Comme dans le remarquable Rollerball, Running Man met en scène une dystopie, à la fois néfaste et sombre, où un jeu télévisé mortel est utilisé pour manipuler les foules, avares en violence et voyeurisme, et donc profiter de la passivité du public.
Par contre, ça a moins bien vieilli de Rollerball, qui le précède pourtant d'une grosse dizaine d'années.
Paul Michael Glaser propose avant tout une série B, mélangeant action et légère réflexion, profitant aussi d'un univers intriguant et passionnant, créé à l'origine par Stephen King. L'ancien interprète de Starsky ne perd pas de temps pour rentrer dans le vif du sujet, avec une évasion puis les rencontres entre les personnages importants. Il axe sa caméra sur Schwarzy et ne le quitte que très rarement, celui-ci offrant une solide prestation d'homme se battant d'abord pour survivre, puis pour la vérité et contre un système où le maintient de l'ordre passe par de multiples violences, mensonges et manipulations.

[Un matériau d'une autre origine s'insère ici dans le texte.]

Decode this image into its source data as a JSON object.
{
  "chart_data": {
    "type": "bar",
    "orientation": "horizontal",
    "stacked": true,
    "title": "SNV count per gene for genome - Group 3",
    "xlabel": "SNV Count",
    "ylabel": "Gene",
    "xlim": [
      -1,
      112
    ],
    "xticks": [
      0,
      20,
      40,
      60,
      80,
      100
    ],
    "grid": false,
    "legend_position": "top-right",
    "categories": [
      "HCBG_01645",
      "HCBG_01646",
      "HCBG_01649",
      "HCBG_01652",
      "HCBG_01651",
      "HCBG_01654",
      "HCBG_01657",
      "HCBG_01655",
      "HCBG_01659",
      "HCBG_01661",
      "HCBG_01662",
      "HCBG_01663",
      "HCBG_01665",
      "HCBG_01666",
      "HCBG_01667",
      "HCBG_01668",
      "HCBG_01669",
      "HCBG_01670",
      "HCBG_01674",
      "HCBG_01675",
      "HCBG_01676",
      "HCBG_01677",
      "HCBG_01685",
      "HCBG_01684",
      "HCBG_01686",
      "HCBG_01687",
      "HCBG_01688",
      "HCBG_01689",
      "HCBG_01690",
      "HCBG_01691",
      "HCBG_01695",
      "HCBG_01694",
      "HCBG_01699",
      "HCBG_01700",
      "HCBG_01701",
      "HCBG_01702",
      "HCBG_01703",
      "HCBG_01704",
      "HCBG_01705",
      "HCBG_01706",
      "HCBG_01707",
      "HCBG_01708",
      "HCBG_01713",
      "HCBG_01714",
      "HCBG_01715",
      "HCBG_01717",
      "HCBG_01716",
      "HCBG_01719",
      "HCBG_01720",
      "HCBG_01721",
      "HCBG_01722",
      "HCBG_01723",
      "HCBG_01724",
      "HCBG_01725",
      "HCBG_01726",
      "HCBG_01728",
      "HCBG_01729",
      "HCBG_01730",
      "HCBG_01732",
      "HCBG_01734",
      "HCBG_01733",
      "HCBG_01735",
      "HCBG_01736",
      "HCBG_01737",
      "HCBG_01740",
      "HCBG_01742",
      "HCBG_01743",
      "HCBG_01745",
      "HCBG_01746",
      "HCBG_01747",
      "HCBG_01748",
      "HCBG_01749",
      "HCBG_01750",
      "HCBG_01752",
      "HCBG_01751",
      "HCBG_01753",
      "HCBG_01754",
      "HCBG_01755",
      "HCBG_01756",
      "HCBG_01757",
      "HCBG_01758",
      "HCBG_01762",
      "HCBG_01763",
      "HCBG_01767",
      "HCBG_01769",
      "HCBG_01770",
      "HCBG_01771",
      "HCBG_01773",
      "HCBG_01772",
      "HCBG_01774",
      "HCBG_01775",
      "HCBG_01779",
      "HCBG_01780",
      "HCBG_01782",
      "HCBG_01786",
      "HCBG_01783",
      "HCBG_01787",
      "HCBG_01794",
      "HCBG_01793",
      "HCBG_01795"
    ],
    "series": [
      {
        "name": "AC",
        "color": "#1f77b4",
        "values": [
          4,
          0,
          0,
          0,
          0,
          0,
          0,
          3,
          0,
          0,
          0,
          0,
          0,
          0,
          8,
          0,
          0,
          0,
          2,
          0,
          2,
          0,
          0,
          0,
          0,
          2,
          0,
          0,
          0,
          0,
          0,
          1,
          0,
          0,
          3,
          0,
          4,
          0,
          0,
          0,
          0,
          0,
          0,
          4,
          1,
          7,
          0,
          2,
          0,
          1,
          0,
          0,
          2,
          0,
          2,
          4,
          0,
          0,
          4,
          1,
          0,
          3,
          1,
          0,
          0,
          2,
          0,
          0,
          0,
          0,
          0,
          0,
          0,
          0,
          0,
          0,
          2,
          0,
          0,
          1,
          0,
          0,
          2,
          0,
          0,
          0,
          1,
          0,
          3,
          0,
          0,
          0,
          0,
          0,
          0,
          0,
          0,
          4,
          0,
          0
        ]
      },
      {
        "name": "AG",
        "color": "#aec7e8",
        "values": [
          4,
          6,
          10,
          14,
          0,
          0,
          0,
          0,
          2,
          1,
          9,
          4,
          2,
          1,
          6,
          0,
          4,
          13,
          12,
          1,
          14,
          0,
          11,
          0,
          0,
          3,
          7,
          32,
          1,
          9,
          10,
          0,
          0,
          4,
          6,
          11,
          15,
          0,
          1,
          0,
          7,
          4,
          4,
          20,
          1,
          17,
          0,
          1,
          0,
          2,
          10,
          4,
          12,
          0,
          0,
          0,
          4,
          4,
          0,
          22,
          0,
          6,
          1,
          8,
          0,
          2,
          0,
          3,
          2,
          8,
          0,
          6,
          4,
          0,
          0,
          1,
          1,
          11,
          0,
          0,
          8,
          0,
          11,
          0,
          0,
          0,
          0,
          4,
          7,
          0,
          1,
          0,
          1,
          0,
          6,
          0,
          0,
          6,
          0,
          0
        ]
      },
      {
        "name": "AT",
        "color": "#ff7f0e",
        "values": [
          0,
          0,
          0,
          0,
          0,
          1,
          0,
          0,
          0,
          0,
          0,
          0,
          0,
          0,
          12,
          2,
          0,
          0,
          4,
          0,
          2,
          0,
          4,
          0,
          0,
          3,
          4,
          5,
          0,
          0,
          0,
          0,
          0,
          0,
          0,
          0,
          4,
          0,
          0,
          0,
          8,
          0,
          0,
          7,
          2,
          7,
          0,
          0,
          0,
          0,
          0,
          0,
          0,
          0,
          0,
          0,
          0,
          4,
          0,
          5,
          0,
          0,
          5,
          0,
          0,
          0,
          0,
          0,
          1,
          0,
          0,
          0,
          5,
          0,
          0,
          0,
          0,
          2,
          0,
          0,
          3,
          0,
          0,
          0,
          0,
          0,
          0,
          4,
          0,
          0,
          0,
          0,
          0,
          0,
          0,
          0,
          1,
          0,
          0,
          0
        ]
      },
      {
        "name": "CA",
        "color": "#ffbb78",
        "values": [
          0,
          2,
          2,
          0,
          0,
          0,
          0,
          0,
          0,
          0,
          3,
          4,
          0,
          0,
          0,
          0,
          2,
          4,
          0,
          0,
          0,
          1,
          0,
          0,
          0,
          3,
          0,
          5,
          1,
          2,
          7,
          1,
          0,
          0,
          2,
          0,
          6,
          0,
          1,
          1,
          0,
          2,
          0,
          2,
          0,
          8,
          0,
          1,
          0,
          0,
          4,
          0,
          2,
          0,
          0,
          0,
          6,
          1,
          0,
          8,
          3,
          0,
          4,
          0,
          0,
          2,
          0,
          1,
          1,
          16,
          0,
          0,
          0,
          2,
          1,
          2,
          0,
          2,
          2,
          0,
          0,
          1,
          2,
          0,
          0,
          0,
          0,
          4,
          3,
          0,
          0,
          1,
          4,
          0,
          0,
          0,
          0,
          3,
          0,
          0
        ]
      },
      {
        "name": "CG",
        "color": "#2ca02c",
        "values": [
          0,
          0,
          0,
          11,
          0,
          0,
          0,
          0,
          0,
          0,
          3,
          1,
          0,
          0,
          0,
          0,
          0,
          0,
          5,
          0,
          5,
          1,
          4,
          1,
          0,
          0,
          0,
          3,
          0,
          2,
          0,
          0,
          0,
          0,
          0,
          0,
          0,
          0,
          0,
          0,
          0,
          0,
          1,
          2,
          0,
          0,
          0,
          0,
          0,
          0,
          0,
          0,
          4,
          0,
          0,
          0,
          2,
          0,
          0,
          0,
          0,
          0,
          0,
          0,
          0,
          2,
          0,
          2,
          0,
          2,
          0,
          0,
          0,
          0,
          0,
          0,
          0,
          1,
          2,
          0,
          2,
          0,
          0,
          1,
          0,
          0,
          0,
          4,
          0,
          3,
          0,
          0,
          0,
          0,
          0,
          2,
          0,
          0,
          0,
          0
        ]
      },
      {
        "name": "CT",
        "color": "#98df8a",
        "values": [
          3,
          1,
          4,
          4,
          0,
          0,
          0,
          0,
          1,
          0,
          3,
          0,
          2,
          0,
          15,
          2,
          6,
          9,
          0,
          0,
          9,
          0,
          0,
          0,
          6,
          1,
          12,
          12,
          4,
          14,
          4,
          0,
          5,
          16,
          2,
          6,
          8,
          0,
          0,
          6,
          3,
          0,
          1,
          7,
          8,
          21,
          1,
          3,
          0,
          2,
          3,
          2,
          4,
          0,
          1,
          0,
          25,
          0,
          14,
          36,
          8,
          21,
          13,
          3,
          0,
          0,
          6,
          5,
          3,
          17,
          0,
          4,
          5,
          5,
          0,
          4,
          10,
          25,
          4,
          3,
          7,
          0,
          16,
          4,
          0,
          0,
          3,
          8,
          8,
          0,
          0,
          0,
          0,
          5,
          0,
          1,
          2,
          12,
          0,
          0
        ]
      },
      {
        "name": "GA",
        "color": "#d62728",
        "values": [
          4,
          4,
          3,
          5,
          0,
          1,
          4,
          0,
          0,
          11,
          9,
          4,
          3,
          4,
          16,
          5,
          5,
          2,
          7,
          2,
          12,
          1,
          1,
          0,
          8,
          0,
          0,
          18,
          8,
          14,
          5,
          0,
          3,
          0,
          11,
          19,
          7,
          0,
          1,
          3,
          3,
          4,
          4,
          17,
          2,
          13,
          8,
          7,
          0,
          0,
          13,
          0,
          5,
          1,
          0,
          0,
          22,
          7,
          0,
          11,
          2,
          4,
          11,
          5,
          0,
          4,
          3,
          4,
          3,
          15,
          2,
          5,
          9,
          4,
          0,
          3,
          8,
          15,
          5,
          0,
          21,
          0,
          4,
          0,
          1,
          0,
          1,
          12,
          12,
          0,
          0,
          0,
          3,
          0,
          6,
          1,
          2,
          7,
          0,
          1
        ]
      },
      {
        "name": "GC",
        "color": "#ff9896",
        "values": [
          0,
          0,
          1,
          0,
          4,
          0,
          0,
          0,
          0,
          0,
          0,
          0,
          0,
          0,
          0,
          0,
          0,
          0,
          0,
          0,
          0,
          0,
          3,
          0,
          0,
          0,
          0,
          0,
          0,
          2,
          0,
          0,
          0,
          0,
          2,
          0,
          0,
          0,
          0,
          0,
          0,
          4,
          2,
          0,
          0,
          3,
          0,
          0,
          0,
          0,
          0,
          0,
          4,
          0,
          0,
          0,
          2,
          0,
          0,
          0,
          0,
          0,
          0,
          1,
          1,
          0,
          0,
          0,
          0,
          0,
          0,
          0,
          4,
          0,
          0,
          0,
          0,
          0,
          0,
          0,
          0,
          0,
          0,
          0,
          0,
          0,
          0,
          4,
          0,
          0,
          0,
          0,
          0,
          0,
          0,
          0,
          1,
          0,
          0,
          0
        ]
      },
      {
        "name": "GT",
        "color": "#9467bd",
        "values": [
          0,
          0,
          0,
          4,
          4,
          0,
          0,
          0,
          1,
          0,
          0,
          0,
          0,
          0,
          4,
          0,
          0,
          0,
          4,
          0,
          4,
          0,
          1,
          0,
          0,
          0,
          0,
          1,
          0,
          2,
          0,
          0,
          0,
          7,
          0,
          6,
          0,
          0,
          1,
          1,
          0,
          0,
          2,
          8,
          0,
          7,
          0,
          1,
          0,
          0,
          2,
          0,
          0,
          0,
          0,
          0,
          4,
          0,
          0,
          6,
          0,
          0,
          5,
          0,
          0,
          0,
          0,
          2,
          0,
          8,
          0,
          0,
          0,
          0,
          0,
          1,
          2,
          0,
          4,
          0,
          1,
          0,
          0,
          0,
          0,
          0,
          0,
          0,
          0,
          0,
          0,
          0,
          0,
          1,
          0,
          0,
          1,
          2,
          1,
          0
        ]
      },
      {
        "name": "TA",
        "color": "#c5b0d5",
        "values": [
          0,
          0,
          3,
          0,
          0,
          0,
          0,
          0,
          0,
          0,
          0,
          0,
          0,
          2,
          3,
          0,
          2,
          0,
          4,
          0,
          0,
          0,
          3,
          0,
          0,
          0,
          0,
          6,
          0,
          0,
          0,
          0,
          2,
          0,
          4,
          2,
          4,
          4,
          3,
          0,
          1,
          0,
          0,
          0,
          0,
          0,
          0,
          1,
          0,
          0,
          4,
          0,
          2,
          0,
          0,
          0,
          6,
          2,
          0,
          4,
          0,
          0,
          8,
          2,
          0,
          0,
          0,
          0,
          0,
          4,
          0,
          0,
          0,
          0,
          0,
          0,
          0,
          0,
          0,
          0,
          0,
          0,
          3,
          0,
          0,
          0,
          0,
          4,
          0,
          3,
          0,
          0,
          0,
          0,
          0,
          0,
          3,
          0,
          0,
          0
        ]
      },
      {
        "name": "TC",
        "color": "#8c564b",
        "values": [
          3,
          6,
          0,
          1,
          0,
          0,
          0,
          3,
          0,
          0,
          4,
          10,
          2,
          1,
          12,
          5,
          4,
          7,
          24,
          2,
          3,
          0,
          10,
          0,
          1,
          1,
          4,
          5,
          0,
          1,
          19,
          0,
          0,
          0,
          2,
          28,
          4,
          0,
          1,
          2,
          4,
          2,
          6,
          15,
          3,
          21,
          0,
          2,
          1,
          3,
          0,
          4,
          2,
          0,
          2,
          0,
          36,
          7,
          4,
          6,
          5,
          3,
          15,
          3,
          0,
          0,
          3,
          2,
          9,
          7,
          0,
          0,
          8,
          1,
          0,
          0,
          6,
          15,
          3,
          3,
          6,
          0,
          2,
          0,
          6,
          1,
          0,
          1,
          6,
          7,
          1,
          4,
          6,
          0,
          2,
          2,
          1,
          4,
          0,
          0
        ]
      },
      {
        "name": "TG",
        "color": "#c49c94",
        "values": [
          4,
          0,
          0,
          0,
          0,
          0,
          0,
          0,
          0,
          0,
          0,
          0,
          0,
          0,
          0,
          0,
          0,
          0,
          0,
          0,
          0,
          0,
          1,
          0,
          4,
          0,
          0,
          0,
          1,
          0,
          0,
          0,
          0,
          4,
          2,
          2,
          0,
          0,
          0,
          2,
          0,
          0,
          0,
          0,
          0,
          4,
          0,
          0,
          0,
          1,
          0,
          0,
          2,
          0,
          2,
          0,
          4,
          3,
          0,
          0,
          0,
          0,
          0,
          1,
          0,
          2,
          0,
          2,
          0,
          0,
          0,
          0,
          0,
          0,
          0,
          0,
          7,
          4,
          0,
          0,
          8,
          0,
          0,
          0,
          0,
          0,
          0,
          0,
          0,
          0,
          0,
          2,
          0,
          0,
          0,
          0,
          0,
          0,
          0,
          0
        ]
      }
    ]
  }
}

On peut reprocher à Running Man un manque d'originalité malgré le sujet passionnant, où le gentil va affronter des méchants décérébrés, ainsi qu'une réflexion qui manque de justesse avec des propos parfois trop appuyés. Pourtant, ça n'empêche pas le film d'être agréable à suivre, grâce d'abord à une mise en scène efficace, avec un rythme soutenu, une atmosphère sombre et macabre assez prenante. Les personnages sont écrits dans cette optique et on s'intéresse à eux, notamment sur la façon dont ils vont parvenir à leur fin, avec quelques séquences plutôt mémorables.
Glaser s'en sort aussi grâce à de bonnes idées, à l'image des références aux Jeux du Cirque que l'on trouvaient dans l'antiquité, avec un héros se battant face à des gladiateurs modernes dans une arène, et un animateur offrant le pain au peuple, content de voir ce divertissement violent. Les présentateurs américains Jesse Ventura et Richard Dawson, ici dans leurs propres rôles, tirent superbement les ficelles de ce jeu atroce, tandis que Schwarzy est toujours parfait dans ce genre de rôle, et ici bien accompagné par Maria Conchita Alonso qui va aussi tenter de fuir une mort atroce dans les bas quartiers de Los Angeles.
En signant Running Man, Paul Michael Glaser nous emmène dans un futur violent où la masse est asservie et n'a des yeux que pour un jeu cruel digne des jeux du cirques romains, il se montre efficace à défaut d'être brillant, sachant exploiter ce scénario pour en faire une série B bagarreuse, plutôt sombre et prenante, le tout étant emmené par de bons comédiens dont un Schwarzy égal à lui-même.